2. En cas de macrométastases (plus de 2 mm) présentes dans maximum 2 ganglions sentinelles on peut envisager de remplacer le curage axillaire par le curage des seuls ganglions sentinelles envahis. Ce scénario concerne les patientes à faible risque de rechute qui subiront une chirurgie de conservation du sein et qui suivront un traitement supplémentaire (chimiothérapie, hormonothérapie, radiothérapie).


Dans ce groupe, le risque de récidive moyen est déjà très faible et la différence entre les 2 procédures est donc très faible aussi : le risque de récidive baisse ainsi de 6 sur 1000 femmes sans curage des ganglions axillaires à 5 sur 1000 femmes si l’intervention est effectuée (c.-à-d. moins 0,14 %).


Le risque de récidive dépend, entre autres, de la taille de la tumeur primitive, de la taille des tumeurs dans le ganglion sentinelle et de la présence de cellules cancéreuses dans les vaisseaux sanguins et les vaisseaux lymphatiques qui entourent la tumeur (envahissement lymphovasculaire). Un modèle de calcul permet d’estimer ce risque pour chaque patiente et cette estimation peut permettre d’éviter des curages ganglionnaires axillaires inutiles.


Il est en tout cas important que la patiente soit bien informée des alternatives, des risques et des éventuelles conséquences de l’intervention avant de prendre sa décision finale.


3. Si 3 ganglions sentinelles (ou plus) sont envahis, le curage axillaire reste recommandé.

L’UTILISATION DU BEVACIZUMAB (AVASTIN®) N’EST PAS RECOMMANDEE EN CAS DE CANCER DU SEIN METASTATIQUE

Le médicament bevacizumab (Avastin®) semblait au départ très prometteur dans le traitement du cancer du sein métastatique. Son fabricant prétendait qu’il allait prolonger la survie de 5,5 mois. Après quelques années, ses résultats se sont avérés décevants : il n’a pas prolongé la survie ni amélioré la qualité de vie des patientes et il a, en plus, provoqué des effets indésirables comme des hémorragies, des perforations gastro-intestinales ou encore des thromboses. Pour toutes ces raisons, en novembre 2011, la FDA (Food and Drug Administration) américaine a décidé de retirer l’autorisation de commercialiser ce médicament coûteux pour le traitement du cancer du sein métastatique.


En Belgique, Avastin® est toujours utilisé et remboursé pour le traitement du cancer du sein métastatique qui ne peut pas être traité par chimiothérapie (ce qu’on appelle le cancer du sein triple négatif). Etant donné qu’Avastin® n’entraîne pas non plus d’amélioration de la survie chez ces patientes, le KCE recommande d’en arrêter l’utilisation.

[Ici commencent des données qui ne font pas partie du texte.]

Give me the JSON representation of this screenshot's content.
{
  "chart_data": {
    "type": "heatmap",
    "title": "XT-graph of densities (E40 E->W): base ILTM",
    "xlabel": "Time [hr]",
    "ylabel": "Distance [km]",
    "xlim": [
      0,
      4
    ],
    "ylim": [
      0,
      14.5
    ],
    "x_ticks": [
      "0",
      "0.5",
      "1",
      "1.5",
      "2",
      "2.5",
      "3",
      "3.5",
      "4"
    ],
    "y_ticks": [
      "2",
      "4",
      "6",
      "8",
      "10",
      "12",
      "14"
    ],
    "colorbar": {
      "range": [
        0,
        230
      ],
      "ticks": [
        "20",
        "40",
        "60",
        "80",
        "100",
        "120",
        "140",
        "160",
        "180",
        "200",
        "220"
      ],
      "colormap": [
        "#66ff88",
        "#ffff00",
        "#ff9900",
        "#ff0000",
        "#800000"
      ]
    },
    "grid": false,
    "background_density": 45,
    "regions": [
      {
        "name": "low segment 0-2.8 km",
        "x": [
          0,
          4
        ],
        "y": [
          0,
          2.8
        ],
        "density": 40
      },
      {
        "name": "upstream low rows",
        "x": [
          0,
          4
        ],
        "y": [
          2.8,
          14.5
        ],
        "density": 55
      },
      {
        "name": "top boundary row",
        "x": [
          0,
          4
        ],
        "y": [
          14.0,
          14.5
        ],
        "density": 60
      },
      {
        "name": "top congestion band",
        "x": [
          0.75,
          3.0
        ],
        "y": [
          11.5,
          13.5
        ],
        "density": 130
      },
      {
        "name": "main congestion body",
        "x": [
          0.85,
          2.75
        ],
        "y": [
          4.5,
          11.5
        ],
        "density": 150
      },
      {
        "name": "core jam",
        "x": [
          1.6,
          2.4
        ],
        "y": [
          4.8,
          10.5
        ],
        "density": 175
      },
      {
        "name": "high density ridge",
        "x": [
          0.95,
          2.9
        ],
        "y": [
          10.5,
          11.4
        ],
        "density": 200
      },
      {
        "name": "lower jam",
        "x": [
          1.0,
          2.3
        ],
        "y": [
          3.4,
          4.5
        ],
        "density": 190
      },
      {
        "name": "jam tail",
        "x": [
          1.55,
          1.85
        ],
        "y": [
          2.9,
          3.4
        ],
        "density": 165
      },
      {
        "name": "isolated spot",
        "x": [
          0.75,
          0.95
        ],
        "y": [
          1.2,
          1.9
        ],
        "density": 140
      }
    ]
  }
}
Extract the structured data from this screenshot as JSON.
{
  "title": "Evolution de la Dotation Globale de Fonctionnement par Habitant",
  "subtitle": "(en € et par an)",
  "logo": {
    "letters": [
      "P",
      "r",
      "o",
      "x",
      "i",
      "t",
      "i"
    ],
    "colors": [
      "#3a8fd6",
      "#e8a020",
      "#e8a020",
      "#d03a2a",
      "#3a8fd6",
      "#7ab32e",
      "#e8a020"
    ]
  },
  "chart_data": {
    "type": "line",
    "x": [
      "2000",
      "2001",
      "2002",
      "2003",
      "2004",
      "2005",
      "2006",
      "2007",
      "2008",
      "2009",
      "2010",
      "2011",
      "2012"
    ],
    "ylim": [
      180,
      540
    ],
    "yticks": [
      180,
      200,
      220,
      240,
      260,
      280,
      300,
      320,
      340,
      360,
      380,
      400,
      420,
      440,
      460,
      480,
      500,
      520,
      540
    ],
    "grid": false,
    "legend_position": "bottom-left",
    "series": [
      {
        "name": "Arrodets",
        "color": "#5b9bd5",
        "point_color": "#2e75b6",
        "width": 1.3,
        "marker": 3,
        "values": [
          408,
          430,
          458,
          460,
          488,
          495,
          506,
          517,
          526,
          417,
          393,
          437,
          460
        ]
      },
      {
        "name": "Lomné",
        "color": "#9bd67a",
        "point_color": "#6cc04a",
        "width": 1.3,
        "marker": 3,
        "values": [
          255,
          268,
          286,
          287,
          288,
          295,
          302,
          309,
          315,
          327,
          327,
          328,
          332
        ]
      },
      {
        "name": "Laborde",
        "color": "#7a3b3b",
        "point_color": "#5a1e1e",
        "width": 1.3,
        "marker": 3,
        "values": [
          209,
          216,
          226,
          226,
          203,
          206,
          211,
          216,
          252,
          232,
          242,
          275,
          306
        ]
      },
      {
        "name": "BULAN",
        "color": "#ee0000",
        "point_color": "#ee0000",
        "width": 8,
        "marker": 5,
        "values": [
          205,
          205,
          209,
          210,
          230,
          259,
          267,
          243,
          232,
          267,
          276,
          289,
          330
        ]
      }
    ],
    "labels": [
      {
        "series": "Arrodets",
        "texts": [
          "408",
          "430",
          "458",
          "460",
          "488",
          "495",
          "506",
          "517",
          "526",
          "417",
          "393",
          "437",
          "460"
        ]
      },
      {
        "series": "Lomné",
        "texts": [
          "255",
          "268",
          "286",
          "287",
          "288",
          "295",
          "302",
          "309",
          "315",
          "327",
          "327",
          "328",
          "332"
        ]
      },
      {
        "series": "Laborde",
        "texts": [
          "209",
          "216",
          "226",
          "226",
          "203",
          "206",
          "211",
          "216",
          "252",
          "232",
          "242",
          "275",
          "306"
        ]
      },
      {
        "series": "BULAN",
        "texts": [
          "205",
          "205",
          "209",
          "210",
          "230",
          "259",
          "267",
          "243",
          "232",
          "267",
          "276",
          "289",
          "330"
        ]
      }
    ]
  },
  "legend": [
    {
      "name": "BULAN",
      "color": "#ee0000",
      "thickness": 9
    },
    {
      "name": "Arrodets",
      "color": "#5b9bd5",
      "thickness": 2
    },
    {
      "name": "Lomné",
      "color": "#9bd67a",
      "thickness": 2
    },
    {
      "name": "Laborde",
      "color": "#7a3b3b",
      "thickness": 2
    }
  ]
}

BON PRONOSTIC : APRÈS 5 ANS PRÈS DE 90 % DES PATIENTES SONT ENCORE EN VIE

Dans notre pays, le cancer du sein est le cancer le plus courant chez les femmes (35 % de tous les cancers). Il touche surtout les femmes entre 60 et 69 ans. Un cancer sur 20 seulement touche une femme de moins 40 ans. Après 50 ans, son risque augmente considérablement. Les pronostics du cancer du sein sont bons : 88 % des femmes touchées par un cancer du sein sont toujours en vie après 5 ans. Après 10 ans, ce pourcentage est encore proche de 79 %.


Le KCE a déjà consacré une grande attention au cancer du sein. En 2007, il a publié un premier guide de pratique clinique (rapport 63), qui a été complètement actualisé en 2010 et en 2012 (rapport 143). Le présent rapport est une nouvelle mise à jour dans la série. Quatre études ont aussi été réalisées sur le dépistage du cancer du sein (rapports 11, 129, 172 et 176) et nous avons publié une étude sur les indicateurs de qualité des soins dans le cancer du sein (rapport 150).